The way in which presidential elections are decided in the United States is not based on a nation-wide popular vote, but on electoral points deriving from State-based popular votes. Specifically, there are 538 electoral votes distributed across all 50 States (and the District of Columbia) based on their populations in relation to the others. When a candidate wins the popular vote of a State, the State’s proportional electoral college votes are accredited to the candidate who won (ex: Donald Trump wins the popular vote of Texas; Texas’ 38 electoral votes are assigned to Donald Trump. This occurs for every State and the first candidate to reach 270 electoral college votes wins the presidency.) When the electoral college contradicts the nation-wide popular vote, objections arise; specifically due to the fact that the United States is (a variation of) a democracy.
Since the last United States presidential election, the debate surrounding the electoral college was reignited. Donald Trump earned 305 electoral votes with only 46% of the nation-wide popular vote (62 million votes). Hillary Clinton acquired 227 electoral college votes, but won 48% of the nation-wide popular vote (65 million votes). Debates and protests about the format of the system ensued from the conceptualization that citizens’ votes do not actually have meaning. However, this is not a common occurrence; and in fact, this has only happened five times in the United States’ 243-year history.

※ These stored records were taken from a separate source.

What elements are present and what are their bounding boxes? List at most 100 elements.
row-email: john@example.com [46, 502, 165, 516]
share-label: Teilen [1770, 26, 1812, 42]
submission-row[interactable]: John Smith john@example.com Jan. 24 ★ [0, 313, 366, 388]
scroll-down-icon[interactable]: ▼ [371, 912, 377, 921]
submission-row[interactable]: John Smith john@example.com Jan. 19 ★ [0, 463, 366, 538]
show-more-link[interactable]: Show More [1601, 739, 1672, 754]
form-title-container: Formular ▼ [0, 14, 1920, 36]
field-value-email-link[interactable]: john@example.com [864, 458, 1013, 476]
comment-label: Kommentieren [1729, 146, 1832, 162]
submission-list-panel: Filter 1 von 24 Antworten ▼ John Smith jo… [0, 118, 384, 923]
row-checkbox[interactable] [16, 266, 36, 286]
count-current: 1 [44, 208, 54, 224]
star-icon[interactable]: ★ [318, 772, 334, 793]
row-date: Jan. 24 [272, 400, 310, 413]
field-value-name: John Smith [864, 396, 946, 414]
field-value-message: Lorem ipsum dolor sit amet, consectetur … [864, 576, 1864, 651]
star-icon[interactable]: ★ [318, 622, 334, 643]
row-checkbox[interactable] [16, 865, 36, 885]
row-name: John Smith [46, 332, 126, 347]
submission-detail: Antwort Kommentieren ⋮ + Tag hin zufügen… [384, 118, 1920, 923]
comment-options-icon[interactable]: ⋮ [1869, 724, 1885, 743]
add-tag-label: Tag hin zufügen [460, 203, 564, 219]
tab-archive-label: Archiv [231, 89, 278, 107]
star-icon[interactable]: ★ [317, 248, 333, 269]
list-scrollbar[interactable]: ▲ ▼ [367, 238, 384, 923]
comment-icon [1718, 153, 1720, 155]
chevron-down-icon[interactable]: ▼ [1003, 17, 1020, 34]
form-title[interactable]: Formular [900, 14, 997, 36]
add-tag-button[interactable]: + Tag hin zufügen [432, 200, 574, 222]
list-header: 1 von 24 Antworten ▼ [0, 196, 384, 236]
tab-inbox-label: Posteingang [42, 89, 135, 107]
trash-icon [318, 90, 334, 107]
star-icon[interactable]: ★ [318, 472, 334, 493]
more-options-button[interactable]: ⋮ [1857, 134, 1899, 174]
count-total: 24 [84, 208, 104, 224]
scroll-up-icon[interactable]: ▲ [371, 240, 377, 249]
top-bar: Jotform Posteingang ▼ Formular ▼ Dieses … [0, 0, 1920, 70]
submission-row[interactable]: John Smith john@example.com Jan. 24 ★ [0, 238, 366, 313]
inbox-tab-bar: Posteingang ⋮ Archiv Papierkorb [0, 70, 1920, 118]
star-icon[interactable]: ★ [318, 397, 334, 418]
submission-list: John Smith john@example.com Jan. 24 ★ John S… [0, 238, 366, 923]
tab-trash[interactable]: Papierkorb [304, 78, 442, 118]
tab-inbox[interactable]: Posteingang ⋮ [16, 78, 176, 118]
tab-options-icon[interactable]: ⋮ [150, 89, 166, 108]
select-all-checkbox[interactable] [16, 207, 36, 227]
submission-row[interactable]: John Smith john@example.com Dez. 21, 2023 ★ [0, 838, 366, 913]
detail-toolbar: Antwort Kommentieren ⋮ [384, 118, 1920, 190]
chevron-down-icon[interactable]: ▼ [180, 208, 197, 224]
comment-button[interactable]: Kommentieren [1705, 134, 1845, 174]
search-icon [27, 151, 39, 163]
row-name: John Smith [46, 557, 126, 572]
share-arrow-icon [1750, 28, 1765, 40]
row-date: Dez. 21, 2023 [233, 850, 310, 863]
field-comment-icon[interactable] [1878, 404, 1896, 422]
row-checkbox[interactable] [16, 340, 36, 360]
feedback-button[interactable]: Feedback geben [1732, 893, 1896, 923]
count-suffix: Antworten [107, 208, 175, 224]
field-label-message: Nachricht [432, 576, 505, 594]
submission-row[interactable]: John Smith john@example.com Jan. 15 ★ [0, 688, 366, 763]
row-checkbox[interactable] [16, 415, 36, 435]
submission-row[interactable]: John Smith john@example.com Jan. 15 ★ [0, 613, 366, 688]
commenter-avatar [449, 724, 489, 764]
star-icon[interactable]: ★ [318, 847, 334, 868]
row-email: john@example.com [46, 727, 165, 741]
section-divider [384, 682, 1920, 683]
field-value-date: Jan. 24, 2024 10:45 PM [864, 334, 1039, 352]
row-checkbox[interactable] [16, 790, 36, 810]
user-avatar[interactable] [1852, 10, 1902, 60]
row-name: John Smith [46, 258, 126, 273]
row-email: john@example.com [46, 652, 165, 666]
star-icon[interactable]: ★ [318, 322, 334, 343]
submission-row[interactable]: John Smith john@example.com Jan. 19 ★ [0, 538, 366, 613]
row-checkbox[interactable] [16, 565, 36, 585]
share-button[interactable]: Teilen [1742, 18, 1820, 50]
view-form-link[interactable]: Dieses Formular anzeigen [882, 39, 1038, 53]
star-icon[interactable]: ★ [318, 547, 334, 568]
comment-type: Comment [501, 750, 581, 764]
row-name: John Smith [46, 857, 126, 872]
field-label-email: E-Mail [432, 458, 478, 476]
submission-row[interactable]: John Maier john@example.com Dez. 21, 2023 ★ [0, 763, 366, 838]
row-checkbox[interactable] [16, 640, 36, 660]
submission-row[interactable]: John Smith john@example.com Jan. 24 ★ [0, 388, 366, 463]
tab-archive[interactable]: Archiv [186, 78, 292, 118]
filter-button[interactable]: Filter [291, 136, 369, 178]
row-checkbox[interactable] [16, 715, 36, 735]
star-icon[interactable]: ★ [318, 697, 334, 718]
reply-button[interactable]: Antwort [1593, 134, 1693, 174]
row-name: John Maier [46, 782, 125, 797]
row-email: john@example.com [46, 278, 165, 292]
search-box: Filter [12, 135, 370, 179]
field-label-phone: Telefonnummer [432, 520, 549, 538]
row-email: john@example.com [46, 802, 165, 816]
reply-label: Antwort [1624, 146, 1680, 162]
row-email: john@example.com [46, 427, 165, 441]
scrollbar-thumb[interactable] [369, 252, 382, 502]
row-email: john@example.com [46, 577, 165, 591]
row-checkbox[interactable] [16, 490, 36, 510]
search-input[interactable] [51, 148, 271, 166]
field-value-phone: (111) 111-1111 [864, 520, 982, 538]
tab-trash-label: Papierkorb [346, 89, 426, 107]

The electoral college was designed by the founding fathers to prevent the uneducated/easily deceived voters from being allured by persuasive tyrannies and factions. By balancing the voting power among States, basing it on their populations, the framers created a protection against one of the most intricate democratic complexities: majority rule. The electoral college was carefully designed with the acknowledgment that voters from different regions of the country have different needs and ideologies. If nation-wide popular vote was the established voting method, most of the country would not be involved in selecting the president. Candidates could restrict their campaign to areas with large populations, neglecting the needs of citizens from sparse communities.
Although the electoral college has been reliably functioning, there are well-established negatives that co-exist with the system. The electoral college places too much emphasis on swing-state elections. Public Broadcasting Service reported that in 2016, Hillary Clinton and Donald Trump made more than 90% of their campaign stops in just eleven swing-states which decided the election. In addition, the system neglects the will of the people. With a population of 327 million, only 538 people who make up the electoral college actually vote for the president in a winner-takes-all scenario.
Although the system has been facing strong pushback since the Trump election in 2016, it is unlikely that the electoral college will ever be abolished due to the fact that a super majority is needed for its abolishment. Because the electoral college is a Constitutional Amendment (enumerated in Article II which pertains to the election of the Executive branch), 2/3rds of Congress (or 356/535 members), plus 38/50 states, would have to vote for the system’s annulment. Given the polarization that characterizes the American political system, and the reality that such elimination debates resurface when a party loses (assuming the winning party understands their victory resulted from the electoral college, prompting them to become advocates) the likelihood of the 2/3rds of States and representatives joining together to abolish the electoral college seems impossible.
There is an 8.62% chance that the winner of the 2020 election will be victorious without the nation-wide popular vote; odds that seem implausible. However, if Donald Trump manages to be reelected by replicable means as of 2016, it can be guaranteed that the electoral college will face the largest backlash ever experienced since its inception.